You play the boss in “Flight of the Conchords,” and in the upcoming flick “Yes Man,” where you’ll get to play Jim Carrey’s boss. Are you bossy? I’m hoping my next role won’t be someone’s boss. But I like being bossy, and some characters in my stand-up are bosses as well. I like that, I don’t know why, maybe it’s my personality. I used to be a boss among my friends, now I’m a boss that no one listens to.
Has playing Murry changed your comedy or just given your name a boost of popularity? There is quite a difference between what I do on stage and the characters I play. They are more settled, not so flailing.

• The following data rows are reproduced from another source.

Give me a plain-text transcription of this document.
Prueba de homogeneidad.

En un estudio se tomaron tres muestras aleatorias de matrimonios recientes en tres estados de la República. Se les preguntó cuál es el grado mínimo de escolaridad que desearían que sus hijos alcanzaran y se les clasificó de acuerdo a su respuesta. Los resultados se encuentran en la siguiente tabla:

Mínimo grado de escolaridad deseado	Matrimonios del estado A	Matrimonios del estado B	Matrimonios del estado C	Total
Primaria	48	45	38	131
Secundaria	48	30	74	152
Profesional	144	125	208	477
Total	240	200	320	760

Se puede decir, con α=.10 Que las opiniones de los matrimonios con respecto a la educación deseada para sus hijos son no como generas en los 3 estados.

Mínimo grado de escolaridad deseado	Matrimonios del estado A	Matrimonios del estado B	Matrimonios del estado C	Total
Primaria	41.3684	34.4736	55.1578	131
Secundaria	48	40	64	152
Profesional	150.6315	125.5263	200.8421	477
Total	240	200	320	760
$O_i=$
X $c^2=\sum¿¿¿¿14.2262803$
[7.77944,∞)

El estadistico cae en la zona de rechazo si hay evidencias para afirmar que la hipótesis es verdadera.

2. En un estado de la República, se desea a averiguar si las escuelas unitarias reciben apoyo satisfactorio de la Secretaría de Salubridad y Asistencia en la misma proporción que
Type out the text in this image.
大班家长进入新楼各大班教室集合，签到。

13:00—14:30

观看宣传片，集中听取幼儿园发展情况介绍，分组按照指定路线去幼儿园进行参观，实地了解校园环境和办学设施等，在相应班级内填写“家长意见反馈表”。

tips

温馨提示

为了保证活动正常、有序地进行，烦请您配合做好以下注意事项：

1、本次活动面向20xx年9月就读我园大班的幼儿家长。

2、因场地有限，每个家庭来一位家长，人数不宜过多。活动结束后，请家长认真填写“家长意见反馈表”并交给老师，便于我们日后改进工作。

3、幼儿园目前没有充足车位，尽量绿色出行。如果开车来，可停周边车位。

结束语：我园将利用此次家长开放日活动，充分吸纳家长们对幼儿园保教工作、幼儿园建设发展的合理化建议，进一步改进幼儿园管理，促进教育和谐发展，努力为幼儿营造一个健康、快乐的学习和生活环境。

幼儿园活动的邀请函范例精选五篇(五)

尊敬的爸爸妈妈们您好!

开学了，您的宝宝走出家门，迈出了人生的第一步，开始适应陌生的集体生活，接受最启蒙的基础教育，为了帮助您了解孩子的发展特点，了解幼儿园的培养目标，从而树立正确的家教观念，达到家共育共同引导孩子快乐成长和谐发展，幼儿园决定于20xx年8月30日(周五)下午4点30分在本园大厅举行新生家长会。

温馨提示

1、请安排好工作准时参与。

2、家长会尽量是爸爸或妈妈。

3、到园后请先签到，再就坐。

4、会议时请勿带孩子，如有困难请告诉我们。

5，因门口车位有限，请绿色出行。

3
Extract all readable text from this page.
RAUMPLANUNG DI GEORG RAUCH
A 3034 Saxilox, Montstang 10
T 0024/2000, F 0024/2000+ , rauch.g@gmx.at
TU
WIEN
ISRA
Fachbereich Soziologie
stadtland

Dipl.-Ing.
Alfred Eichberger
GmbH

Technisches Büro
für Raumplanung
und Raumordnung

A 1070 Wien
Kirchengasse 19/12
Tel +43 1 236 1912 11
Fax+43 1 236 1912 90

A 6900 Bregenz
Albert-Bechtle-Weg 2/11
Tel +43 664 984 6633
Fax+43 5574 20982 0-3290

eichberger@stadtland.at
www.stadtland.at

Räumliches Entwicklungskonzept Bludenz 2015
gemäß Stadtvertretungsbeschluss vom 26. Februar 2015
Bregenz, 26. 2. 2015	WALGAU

What should the audience expect from your stand-up act? I tell stories that happened to me during my youth and a lot of it is surreal. I talk about things that I imagine — monsters, rockets, mermaids. When I tell a story, I act it out; I physicalize it and do the movements that involve not only characters, but objects with sound effects. I give a 3-D image of the story. It’s like mime with sound effects — I jump around and make sounds of opening doors, windows, rockets taking off.
How did you come up with such a unique style? I used to tell stories when I was a kid — I just thought people really need to see what I was talking about. Later on, it just became my thing. When I was younger I used to do more, so I cut down a lot because there was too much energy involved.